Then-president John A. McCall Jr., OD, presented the specifics of the resolution to the AOA House of Delegates. Dr. McCall told Primary Care Optometry News that board certification raises the bar for optometry. Following the lead of other professionals helps ensure a more secure spot in the ever-changing arena of managed care, he explained.

“We don’t have to do this, but managed care and the way medicine is being changed in the marketplace right now calls for higher quality assessment and improvement in all areas,” he noted. “Optometry, as well as other medical disciplines, is having to not only raise its standards but prove that it is, in fact, a cut above average; therefore, this is a good argument for optometrists’ inclusion in managed care plans. This extra step, if optometrists choose to participate, will enable them to be certified by a national board that will have standards with ongoing competence training that nobody else has. We think that will benefit optometry in the marketplace.”

Leading the implementation is the Board Certification Project Team, consisting of: Dr. McCall, chair; John F. Amos, OD; William G. Hendrix, OD; Brooke Kirby, OD, PhD; Thomas Lewis, OD, PhD; Jeffrey Locke, OD; Lesley Walls, OD, MD; and AOA staff member Jeffrey Weaver, OD, MS, MBA.

Establishing guidelines

Dr. McCall said that an American Board of Optometric Practice (ABOP), modeled after the American Board of Family Practice, will be assembled to develop the bylaws and legislation of the board-certified continuing education courses for mid-year 2000 implementation. Beginning Jan. 1, 2000, the board will begin accepting applications for voluntary board certification.

To become board certified for a period of 10 years, practitioners will need to complete a set number of board-certified continuing education hours yet to be determined by the ABOP. Each course will be followed by an exam. To achieve recertification, a practitioner will need to complete and prove competency in 50 hours of board-certified continuing education over a 10-year period and pass an open-book, take-home, recertification exam.

To apply for board certification, optometrists must possess either a diagnostic certificate or therapeutic license. If a practitioner holds a diagnostic certificate only, board certification will expire Dec. 31, 2006, if he or she is not therapeutically certified by then. Until that time, board certification will be awarded without a therapeutic license as long as the practitioner meets the other requirements. AOA membership is not required for board certification.

For those who enroll in the first year, the fee will be $300; the second year, it will be $400; and for the third year and beyond, the cost will be $500. Dr. McCall said that the graduated fee scale was established to encourage early enrollment. He noted that the AOA will not profit from the fees, which will serve to offset such overhead costs as an office, a computer system and the employees hired specifically for that purpose.

“Budget-wise, I think it will work,” Dr. McCall said. “If there are any excess funds, the AOA will shift them into areas that either support the schools and colleges of optometry or the members.”

The struggle to adopt

Following Dr. McCall’s presentation to the House of Delegates, a lengthy debate ensued concerning whether to adopt the resolution immediately or refer the matter until next year’s Congress. Missouri delegate Jack W. Bennett, OD, made a motion to postpone the issue until the 103rd Congress, and numerous state representatives stood up to comment or offer other alternatives. A motion to call the question and stop the debate failed, and discussion resumed. The motion to refer the issue until the year 2000 also did not pass, with a 1,121 to 461 vote.

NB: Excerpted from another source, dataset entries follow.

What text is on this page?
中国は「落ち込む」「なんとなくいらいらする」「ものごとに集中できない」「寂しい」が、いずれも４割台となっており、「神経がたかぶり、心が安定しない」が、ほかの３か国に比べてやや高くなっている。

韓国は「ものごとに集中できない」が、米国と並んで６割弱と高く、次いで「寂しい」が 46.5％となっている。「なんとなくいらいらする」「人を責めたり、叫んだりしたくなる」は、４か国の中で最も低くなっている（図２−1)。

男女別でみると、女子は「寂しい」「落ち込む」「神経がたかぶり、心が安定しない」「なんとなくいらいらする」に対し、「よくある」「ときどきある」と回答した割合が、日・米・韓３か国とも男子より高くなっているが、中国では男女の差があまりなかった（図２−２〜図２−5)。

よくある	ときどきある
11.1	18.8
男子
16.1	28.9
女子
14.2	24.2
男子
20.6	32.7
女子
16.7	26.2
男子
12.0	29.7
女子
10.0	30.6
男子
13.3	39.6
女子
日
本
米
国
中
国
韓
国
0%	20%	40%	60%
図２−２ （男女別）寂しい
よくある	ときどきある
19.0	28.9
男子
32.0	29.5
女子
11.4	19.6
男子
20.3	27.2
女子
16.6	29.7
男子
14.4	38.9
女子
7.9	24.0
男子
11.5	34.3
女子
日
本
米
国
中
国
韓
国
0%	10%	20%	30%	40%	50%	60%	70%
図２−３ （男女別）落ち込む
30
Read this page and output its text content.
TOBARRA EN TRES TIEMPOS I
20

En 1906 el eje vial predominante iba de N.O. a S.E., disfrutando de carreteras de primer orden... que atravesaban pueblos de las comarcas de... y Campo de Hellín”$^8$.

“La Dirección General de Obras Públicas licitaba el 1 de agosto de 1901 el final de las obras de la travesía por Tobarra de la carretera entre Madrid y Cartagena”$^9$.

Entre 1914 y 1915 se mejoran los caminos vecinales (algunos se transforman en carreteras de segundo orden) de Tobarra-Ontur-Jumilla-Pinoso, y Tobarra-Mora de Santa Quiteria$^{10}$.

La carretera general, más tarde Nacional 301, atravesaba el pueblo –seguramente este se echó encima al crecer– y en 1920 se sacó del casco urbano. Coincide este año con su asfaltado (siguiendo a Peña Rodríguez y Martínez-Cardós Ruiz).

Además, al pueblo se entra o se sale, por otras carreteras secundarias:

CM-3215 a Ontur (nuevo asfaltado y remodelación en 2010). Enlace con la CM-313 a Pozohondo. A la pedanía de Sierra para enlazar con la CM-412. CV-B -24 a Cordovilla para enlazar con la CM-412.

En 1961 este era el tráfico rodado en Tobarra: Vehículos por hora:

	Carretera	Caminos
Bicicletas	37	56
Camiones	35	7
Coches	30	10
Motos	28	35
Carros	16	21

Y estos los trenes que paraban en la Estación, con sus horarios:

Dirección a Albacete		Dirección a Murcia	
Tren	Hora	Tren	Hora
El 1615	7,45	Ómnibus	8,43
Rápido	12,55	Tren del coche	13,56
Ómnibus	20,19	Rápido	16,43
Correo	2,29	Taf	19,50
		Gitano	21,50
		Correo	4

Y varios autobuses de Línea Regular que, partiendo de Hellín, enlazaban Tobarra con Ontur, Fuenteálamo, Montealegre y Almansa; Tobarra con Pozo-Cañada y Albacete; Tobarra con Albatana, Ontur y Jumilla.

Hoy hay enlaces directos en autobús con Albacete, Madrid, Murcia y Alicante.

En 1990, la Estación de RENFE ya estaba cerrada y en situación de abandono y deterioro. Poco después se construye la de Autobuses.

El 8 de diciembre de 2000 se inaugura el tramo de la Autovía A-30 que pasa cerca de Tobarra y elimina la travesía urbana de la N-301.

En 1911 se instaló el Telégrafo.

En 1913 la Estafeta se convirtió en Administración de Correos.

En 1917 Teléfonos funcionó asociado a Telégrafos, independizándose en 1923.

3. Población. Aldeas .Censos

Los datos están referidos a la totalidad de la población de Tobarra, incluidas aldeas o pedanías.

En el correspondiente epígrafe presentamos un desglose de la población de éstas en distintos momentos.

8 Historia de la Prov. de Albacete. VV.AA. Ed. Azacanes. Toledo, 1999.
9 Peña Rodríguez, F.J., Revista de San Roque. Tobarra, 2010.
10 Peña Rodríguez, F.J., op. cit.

In an effort to appeal to more delegates in favor of referring the matter until next year, a motion was made to amend the resolution, and another motion was made to amend the amendment. While the latter was withdrawn, a vote was taken on the original amendment, which did not pass. Finally, after 3 hours of debate, a voice vote was taken to adopt the original resolution and it passed overwhelmingly, prompting a spontaneous cheer from supporters.

Not enough time

The group of delegates who supported Dr. Bennett’s motion to refer the issue until the next Congress was small but vocal. Many claimed they had not received sufficient notice prior to the vote to thoroughly discuss the issue with the fellow state optometrists whom they represent. Dr. Bennett told Primary Care Optometry News that a notice outlining the details of the resolution was only mailed out to the delegates on June 4 of this year, prompting the contention that a vote at this year’s Congress would be too hasty.

“There was no time for me, as a delegate, to know what the optometrists in Missouri, whom I am representing at the meeting, were thinking,” he said. “It was a significant issue, and my comments were not directed at its substance, but at the timeliness of the notification. I just felt that we had not been given the information in a timely fashion before the meeting, and I would have preferred to have an opportunity to talk to the optometrists in our state and get their reaction before I cast a vote.”

For Dr. Bennett, unanswered questions remain. “I have questions about how the members of this certification board are appointed, how they go about making their decisions,” he said.

For Joseph Stamm, OD, president of the New York State Optometric Association, who seconded Dr. Bennett’s motion, the sticking point was not insufficient time and notification, but the lack of details provided until this year’s Congress was imminent.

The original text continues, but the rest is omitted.